Seorang gadis sedang tertunduk dengan pilu karena di hadapannya terdapat sebuah jenazah pria yang di cintainya, di kelilingi sanak keluarga dan para tamu yang semestinya datang untuk turut berbahagia tapi harus menyampaikan kata berbelasungkawa.

Kiran Wulandari, nama gadis yang seharusnya menjadi ratu semalam di hari pernikahannya, kini menjelma menjadi gadis yang penuh duka. Dengan gaun pernikahan serba putih lengkap dengan riasan wajah yang cantik, Kiran malah membanjirinya dengan air mata yang terus saja mengalir bebas.

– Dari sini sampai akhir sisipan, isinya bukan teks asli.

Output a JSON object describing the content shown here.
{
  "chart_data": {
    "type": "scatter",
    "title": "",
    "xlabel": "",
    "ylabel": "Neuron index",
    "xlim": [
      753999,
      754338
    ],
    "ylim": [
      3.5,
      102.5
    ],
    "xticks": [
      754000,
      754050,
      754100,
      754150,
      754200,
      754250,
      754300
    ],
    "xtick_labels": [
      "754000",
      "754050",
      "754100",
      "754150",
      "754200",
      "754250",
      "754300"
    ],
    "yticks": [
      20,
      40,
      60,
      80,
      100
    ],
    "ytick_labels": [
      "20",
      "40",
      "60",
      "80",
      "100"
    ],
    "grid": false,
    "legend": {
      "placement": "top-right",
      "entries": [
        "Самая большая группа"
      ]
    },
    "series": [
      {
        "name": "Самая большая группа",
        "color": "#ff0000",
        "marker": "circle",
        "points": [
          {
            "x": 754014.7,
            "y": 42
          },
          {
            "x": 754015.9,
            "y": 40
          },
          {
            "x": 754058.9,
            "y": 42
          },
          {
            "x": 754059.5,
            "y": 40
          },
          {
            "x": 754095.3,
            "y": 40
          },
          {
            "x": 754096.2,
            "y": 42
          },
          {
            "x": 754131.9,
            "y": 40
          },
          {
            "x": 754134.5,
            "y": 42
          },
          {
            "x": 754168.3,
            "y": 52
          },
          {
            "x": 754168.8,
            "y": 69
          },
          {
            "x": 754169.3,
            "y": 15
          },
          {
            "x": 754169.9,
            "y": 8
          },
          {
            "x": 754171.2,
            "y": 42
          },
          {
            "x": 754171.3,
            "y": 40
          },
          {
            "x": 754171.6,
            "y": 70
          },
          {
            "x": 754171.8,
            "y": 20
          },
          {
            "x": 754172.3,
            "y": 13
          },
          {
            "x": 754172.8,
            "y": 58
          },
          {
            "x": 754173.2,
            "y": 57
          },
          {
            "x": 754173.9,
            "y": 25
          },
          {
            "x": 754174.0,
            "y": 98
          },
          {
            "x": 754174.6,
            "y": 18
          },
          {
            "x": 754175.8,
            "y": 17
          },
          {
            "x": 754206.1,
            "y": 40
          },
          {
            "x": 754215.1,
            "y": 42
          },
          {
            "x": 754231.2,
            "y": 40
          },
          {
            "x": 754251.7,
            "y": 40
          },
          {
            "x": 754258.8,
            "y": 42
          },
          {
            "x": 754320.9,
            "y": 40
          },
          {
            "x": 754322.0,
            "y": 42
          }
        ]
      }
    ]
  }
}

Kiran merasa menjadi gadis yang membawa sebuah kesialan dan itu yang di percayai oleh warga desa. Apabila seorang gadis di tinggalkan oleh kekasihnya tepat di hari pernikahan akan di cap sebagai gadis pembawa sial!

Bukan hanya orang lain, bahkan keluarga sendiri pun akan berpikiran seperti itu. Dan itu terbukti saat ini juga, sang ayah dari Kiran sudah bertolak pinggang setinggi dada dengan membawa sebuah tas besar yang berisikan baju-baju milik Kiran.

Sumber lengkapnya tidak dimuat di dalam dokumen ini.